L’institut met en œuvre les moyens, notamment d’informatique documentaire, qui permettent de répondre à ces obligations.
I. - Relations avec les sociétés nationales de programme
A. - Dispositions communes
Article 5
Les dispositions relatives aux délais de dépôt des œuvres et documents diffusés par les sociétés sont fixées par les articles 30, 31, 33 et 34 du présent cahier des missions et des charges.
1. Dépôt des archives
Article 6
L’institut reçoit en dépôt sur un support conforme aux normes professionnelles de diffusion :
1° Les œuvres et les documents audiovisuels, y compris de fiction, que les sociétés ont diffusés et pour lesquels elles détiennent la totalité des droits ;
2° Les œuvres et les documents audiovisuels, y compris de fiction, que les sociétés ont diffusés et coproduits dans lesquels la participation des sociétés au coût total de la production est supérieure aux deux tiers ;
3° Les documents audiovisuels diffusés au titre du droit de réponse, du droit de réplique, et dans le cadre des campagnes électorales et des interventions gouvernementales prévues aux articles 16 et 54 de la loi du 30 septembre 1986 susvisée.
Article 7
L’institut reçoit en dépôt une copie des émissions pour lesquelles les sociétés mettent un temps d’antenne à la disposition de tiers. Ce dépôt ne s’accompagne d’aucun transfert de droits ou d’obligations.
Article 8
L’institut reçoit en dépôt les éléments constitutifs des émissions mentionnées à l’article 6 ainsi que les copies qui en sont réalisées.

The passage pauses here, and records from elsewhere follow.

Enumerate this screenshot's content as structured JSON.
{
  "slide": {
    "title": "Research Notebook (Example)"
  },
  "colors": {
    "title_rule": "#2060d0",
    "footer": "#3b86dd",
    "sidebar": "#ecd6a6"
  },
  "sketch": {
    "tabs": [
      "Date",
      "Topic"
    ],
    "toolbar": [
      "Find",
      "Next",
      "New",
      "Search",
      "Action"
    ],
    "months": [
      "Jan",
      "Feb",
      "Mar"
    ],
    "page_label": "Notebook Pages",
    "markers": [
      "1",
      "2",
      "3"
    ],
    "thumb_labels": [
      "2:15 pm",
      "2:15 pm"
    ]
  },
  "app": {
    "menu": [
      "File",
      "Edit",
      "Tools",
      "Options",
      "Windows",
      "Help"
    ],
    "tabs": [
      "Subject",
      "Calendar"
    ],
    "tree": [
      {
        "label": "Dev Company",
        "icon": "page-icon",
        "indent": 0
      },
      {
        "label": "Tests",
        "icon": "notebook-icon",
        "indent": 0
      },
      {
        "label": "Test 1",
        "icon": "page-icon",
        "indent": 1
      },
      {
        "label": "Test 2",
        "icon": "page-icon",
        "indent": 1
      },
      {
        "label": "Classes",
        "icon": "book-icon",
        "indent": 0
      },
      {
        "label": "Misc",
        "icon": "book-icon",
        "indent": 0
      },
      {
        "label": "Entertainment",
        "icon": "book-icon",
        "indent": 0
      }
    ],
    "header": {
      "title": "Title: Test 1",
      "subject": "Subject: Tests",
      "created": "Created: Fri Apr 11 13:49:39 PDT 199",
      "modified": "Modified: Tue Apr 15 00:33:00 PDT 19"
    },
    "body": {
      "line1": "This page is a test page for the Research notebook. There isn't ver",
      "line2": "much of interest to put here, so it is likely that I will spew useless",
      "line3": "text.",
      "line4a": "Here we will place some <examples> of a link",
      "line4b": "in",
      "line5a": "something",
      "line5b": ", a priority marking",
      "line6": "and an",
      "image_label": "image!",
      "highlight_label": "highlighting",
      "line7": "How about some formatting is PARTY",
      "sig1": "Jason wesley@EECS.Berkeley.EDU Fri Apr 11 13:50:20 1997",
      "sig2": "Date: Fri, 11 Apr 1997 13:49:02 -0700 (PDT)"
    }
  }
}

Les émissions ou parties d'émissions réalisées en direct font l’objet d’une copie enregistrée, aux frais de la société, sur un support magnétique conforme aux normes professionnelles, et sont déposées sous cette forme à l’institut.
En ce qui concerne les émissions d’actualité, l’institut reçoit, soit les originaux, soit une copie enregistrée aux frais de la société.
Sauf accord particulier avec les sociétés, les originaux négatifs peuvent être maintenus, six mois au plus après la date de première diffusion, dans le laboratoire d'origine, à condition que la société informe l’institut du lieu de dépôt et de chacun des tirages demandés.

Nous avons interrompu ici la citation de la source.